If Soros wanted Sachs to have $6 million, why didn’t he fork over the cash himself? He often does. He and Sachs had been an item since the late 1980s when they started mucking about together in Eastern Europe. The billionaire had long salted considerable funds throughout Moscow’s “reform” community with grants for study abroad and domestic training programs for privatization and securities markets development under the auspices of his Open Society Foundation. His money had provided funds for both Aslund’s and Sachs’s separate projects, and the billionaire himself shared an office with Jeffrey Sachs in Kiev. So was he simply trying to leverage his widely publicized philanthropy with public dollars?
Or was Soros attempting to take advantage of a nascent, under-developed market that was incapable of policing conflicts of interest? And was he being joined in that effort by Harvard University? In the summer of 1997, the trading desk of Harvard Management Corporation, which invests the university’s endowment, confirmed that they had been active investors for several years in the Russian bond and equities market. (In fact, the endowment was growing fat and sleek indeed thanks to what was not so much a bond market as a pass-through arrangement with triple-digit yields for which Moscow was merely an exotic, hosting venue to the U.S. government’s industrial-sized laundry service.) By late 1995, Soros and Harvard Management had any number of casual opportunities to exchange information with the publicly-funded Harvard reform insiders in Moscow and thereby gain privileged access to the sort of insider information investors prize.

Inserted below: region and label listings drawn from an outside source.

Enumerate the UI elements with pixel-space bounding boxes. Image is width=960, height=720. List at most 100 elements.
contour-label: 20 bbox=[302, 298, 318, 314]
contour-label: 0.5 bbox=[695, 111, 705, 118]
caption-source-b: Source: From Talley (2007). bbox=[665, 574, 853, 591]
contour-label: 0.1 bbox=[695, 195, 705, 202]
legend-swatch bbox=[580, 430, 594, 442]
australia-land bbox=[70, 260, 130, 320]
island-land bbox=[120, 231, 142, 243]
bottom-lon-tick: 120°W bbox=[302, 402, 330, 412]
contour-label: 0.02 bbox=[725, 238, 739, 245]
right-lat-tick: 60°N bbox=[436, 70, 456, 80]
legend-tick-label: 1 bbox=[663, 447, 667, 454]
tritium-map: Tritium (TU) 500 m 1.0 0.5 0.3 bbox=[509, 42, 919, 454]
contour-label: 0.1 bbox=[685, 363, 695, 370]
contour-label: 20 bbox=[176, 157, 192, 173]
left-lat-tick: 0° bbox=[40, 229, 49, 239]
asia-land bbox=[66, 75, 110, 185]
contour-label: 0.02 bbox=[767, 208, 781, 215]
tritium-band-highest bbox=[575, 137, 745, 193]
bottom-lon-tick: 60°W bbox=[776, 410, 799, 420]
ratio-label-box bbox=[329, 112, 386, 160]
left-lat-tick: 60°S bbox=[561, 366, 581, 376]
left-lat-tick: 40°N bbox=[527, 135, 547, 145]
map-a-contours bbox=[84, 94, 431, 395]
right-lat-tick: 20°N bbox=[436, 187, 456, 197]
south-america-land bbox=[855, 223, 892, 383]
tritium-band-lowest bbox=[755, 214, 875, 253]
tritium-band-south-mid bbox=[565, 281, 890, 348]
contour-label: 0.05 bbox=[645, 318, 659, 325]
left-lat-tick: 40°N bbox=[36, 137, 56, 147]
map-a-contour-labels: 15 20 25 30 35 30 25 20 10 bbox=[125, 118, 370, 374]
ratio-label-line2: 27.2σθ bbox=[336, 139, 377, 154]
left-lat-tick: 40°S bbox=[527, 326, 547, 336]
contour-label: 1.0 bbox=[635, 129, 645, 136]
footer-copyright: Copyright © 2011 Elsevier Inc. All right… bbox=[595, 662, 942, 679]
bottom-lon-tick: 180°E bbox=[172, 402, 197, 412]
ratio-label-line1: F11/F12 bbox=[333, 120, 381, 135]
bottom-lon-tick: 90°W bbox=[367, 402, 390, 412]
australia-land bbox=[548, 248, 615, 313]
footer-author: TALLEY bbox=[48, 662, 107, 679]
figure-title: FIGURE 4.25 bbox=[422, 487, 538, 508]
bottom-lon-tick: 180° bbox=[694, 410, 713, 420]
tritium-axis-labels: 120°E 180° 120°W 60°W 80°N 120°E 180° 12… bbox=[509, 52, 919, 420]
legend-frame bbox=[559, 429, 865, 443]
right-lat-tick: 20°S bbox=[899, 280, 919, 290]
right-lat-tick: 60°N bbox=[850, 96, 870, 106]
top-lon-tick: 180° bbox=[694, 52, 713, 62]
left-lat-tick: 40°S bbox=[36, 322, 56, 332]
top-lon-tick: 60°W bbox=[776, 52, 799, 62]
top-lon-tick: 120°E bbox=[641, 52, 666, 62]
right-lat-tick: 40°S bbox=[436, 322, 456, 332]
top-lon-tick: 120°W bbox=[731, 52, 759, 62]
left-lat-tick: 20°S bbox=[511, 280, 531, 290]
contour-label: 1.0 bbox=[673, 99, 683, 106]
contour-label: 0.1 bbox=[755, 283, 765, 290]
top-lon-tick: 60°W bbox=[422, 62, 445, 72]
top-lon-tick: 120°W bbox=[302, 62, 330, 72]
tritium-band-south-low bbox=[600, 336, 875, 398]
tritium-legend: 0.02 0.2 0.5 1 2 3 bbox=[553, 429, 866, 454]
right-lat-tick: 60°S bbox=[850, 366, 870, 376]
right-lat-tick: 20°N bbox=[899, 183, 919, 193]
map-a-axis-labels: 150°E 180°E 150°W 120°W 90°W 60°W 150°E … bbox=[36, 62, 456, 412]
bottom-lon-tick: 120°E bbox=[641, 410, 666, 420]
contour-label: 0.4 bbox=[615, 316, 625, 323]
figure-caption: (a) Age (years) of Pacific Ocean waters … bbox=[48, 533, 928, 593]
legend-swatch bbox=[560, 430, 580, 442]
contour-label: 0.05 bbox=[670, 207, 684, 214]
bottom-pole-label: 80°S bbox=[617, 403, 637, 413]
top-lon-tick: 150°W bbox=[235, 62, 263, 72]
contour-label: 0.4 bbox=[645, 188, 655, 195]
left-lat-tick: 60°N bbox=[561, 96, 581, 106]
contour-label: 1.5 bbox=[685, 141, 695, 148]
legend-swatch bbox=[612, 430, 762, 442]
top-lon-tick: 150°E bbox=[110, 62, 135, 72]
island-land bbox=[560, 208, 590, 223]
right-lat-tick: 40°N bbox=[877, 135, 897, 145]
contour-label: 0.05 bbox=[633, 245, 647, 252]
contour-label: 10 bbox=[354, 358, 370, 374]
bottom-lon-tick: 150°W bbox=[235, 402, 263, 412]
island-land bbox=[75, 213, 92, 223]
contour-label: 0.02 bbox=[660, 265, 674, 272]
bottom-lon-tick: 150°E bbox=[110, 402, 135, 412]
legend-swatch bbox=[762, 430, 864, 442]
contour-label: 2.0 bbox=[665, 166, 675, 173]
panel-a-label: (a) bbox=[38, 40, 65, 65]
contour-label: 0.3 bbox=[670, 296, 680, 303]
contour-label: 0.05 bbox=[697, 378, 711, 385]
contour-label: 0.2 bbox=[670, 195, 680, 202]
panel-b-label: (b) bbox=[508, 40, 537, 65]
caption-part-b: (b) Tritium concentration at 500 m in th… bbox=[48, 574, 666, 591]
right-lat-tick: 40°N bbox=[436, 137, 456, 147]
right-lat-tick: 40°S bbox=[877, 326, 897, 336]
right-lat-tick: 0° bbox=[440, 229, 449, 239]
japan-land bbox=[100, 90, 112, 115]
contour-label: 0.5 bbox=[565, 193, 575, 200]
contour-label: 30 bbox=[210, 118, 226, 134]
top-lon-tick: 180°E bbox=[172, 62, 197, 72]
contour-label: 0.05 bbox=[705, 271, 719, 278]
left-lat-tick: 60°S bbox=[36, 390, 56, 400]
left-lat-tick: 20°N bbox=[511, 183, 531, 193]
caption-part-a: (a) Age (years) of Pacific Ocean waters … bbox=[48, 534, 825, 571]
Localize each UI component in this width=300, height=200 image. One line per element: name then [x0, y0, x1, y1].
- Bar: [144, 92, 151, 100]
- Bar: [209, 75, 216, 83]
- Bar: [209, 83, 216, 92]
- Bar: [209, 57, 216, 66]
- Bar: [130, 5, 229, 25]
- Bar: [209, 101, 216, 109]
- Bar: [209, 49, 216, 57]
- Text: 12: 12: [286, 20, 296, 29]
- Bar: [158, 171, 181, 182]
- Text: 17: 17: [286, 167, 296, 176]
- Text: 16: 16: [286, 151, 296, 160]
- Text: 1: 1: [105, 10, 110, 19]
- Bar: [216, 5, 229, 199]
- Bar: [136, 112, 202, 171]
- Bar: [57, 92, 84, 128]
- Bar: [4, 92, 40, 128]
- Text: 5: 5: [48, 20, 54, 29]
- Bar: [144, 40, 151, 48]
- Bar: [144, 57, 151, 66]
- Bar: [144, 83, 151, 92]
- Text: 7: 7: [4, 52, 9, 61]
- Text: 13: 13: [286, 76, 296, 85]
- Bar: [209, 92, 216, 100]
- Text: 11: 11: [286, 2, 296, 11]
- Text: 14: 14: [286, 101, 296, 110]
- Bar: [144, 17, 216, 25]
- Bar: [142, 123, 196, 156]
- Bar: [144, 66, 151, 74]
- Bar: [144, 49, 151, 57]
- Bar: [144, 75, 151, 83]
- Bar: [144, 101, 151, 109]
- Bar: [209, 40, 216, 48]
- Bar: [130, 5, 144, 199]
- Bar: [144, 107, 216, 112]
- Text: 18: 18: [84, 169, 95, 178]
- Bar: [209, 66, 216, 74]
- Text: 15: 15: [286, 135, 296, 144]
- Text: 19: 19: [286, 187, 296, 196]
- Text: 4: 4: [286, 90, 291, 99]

In 1996 and 1997, the secret of insuring a good return from Russian stocks was to purchase shares before a company listed its shares as American Depository Receipts (ADRs) on the NYSE.[1] Of course, any ADR plans on the part of Russian enterprise would entail notifying the Federal Securities Commission (FSC) of the intended issuance as a first step, and the FSC was but one leg of an organizational triad in Moscow known as the Harvard Center, which included GKI, the privatization committee, and an outfit called ILBE – the Institute for a Law-Based Economy, which local wits quickly dubbed “the Institute for a Lobby-Based Economy.” Other matters of interest would concern the prospects for increased liquidity of Russian shares on the international markets, along with information concerning specific bond payments and alerts that would forewarn insiders of exactly when IMF funds available to pay out Russian bonds’ astronomical yields would run dry.